Polyphenyl compounds, especially diphenyl, diphenyl ether and halogenated derivatives thereof are widely employed as heat transfer fluids. Exemplary of such materials are diphenyl ether or a eutectic mixture of diphenyl ether and diphenyl marketed commercially under the trademarks "Dowtherm" and "Dowtherm A". Polyphenyl compositions suitable as heating media generally exhibit a low vapor pressure, a nearly constant boiling point, excellent heat transfer characteristics and good thermal stability. They find application wherever close process temperature control is a prime requisite at temperatures in the range of 350.degree. to 800.degree. F.
The heat transfer fluid is typically utilized in a closed recirculating cycle between a central heat source, on the one hand, and one or more heat sinks or process users on the other. The heat sink may be, for example, the reboiler of a fractionating column, a jacketed autoclave, a steam generator and the like. The heat transfer fluid can be used in either the vapor or liquid state. Notwithstanding good thermal stability, however, polyphenyls are, nevertheless, prone to undergo thermal degradation at elevated temperatures over a long period of use to form high boiling thermal decomposition products. If allowed to accumulate in the system, the high boiling decomposition products would eventually render the entire polyphenyl inventory unfit for further use. Therefore, it is desirable and customary in the art to provide a means for the continuous or semi-continuous purification of the polyphenyl heat transfer fluids. One such system is described in U.S. Pat. No. 3,113,090, relating to the continuous on-line distillation purification of circulating polyphenyl wherein a slip stream of polyphenyls is flashed to a still which is reboiled by a separate stream of polyphenyls.
In carrying out the distillation purification of Dowtherm A or other polyphenyl heat transfer fluid, the degraded polyphenyl comprises the feed to the still, purified heat transfer fluid is taken overhead and the bottoms comprises a mixture of high boiling decomposition products and some good Dowtherm. The high boiling residues are essentially non-volatile. The residue is rejected either continuously or intermittently, preferably when the percentage of high boilers, according to distillation, reaches 50 percent or more. In practice, it has been found that these residues are still flowable at operating temperatures when the residue concentration, according to ASTM distillations, is as high as 70 percent.
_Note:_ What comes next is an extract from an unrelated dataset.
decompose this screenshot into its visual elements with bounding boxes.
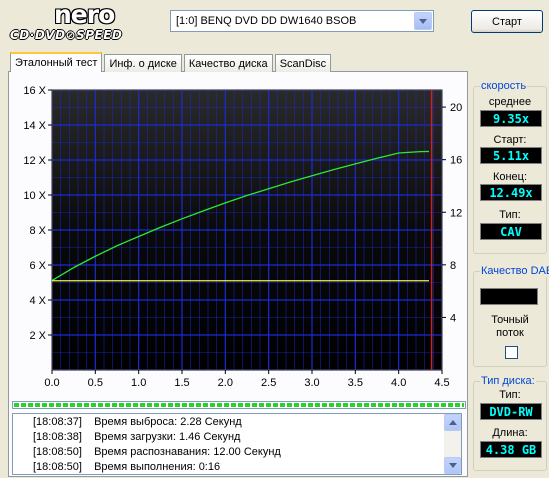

When the still or purifier is reboiled by condensing vapors of Dowtherm A or hot liquid Dowtherm A taken from a vaporizer or heater of the central heat transfer system, as in U.S. Pat. No. 3,575,815, the vapor pressure in the purifier is necessarily less than heating system pressure by reason of the temperature difference across the reboiler heating coil. If it is desired to return the purified Dowtherm A to the vaporizer in a continuous manner, a vapor compressor or a condenser and condensate return pump must be provided, which equipment adds to the cost and complexity of the unit. In addition, if the temperature level of the heat transfer system is relatively low, i.e., below 600.degree.-625.degree. F., the purifier must be run under vacuum, again increasing capital and operating costs.
In order to allow the operating pressure of the purifier to be established independently of heat transfer system pressure, it is necessary to provide an independent source of reboiler heat for the purifier. One such source is electric resistance heating. Electrically heated natural circulation vaporizers for Dowtherm A heretofore employed have generally been limited to operation at bulk liquid temperatures not exceeding 650.degree.-700.degree. F. Attempts to extend that temperature upwardly have proven unsuccessful because extreme heating of the liquid adjacent to the electric heating element leads to rapid thermal degradation of the heat transfer liquid.
This invention provides a process means whereby these transfer fluids can be purified at temperatures above 650.degree.-700.degree. F. using electric resistance heating within the purification zone. In essence, this continuous process is enabled by means of maintaining a designed flow path of a heated liquid portion of transfer fluids within the purification zone. Derivative results of the instant method technique is a minimizing of the temperature of the purification vessel walls which reduces adverse decomposition of the fluid during its purification.